Macroeconomic Determinants of Fiscal Risk in Indonesia: Evidence from an ARDL Approach
Abstract
Research Originality — Many studies identify the effect of macroeconomic dynamics on government debt by using cross-country data. However, such approach often fails to fully explain country-specific characteristics. To address the gap, this research focuses on Indonesia by assessing the effect of macroeconomic volatility on its fiscal sustainability involving a dataset that spans the periods of major economic shocks, including the global financial crisis and the COVID-19 pandemic.
Research Objective — This paper focuses on empirically investigating the effect of GDP growth, inflation, and exchange rate fluctuations on government debt as a measure of fiscal risk in Indonesia.
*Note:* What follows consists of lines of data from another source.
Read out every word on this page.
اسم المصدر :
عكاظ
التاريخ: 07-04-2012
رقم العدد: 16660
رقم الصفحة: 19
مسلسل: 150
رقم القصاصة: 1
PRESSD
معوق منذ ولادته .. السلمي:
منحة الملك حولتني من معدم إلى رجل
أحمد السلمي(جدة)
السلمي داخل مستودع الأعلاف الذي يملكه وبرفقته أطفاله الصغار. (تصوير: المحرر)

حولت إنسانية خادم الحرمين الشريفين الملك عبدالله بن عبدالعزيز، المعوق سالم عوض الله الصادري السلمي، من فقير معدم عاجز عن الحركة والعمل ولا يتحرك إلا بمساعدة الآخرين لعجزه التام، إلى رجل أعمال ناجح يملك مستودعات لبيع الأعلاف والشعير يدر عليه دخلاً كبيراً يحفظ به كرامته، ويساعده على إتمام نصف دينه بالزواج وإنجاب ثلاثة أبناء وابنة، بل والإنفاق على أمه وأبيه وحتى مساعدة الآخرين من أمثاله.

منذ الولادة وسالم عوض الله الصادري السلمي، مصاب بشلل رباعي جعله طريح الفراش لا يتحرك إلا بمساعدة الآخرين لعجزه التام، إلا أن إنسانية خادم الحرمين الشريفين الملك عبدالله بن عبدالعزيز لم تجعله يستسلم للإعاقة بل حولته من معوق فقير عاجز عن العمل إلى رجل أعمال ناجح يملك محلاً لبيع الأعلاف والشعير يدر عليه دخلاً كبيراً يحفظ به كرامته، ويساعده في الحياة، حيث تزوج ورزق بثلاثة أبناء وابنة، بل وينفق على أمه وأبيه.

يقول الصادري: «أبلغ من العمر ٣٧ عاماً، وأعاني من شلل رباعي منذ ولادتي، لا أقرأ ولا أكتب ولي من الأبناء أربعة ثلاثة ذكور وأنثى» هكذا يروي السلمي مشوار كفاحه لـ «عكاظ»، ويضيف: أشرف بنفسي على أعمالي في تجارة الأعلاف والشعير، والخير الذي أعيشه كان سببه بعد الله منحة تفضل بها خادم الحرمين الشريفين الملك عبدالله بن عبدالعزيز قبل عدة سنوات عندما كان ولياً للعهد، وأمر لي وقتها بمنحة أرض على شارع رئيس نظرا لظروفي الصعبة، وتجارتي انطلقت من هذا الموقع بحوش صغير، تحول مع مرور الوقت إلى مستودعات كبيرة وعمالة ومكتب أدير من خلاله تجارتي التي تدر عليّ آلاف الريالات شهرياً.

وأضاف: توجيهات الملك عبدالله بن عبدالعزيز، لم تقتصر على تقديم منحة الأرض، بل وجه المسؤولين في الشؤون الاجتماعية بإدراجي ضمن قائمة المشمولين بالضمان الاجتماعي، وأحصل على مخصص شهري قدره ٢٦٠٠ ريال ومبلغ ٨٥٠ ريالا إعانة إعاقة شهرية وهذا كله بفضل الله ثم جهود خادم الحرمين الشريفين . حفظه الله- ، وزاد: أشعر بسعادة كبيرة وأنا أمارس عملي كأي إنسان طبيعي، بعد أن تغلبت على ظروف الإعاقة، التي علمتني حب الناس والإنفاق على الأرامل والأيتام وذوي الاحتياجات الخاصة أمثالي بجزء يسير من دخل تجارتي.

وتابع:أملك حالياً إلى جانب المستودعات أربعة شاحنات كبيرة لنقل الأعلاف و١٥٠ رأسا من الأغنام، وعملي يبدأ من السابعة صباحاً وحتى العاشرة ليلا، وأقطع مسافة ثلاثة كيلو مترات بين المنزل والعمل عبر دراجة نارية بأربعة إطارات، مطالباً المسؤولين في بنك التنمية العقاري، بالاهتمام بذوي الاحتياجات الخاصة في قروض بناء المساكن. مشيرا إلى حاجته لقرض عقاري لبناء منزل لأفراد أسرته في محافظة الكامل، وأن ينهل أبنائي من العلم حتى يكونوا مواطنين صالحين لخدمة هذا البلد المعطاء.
Research Methods — This research used annual data from 1993 to 2024. The fiscal risk in this study was measured from government debt as the dependent variable. It also used the economic growth, inflation, and USD/IDR exchange rate as the independent variables of the macroeconomic parameters. The ARDL method was used by the researchers to illustrate the relationship between variables in both the short-term and the long-term.
Empirical Results — The findings show that in the long-term, economic growth and inflation will reduce government debt, whereas exchange rate depreciation will increase it. Meanwhile, in the short-term, only inflation and exchange rate will affect government debt.
Implications — The result of the research provides empirical evidence to support policymakers in formulating the policy to manage fiscal sustainability during macroeconomic shocks. These findings can also support the government in developing scenario analyses across different macroeconomic conditions.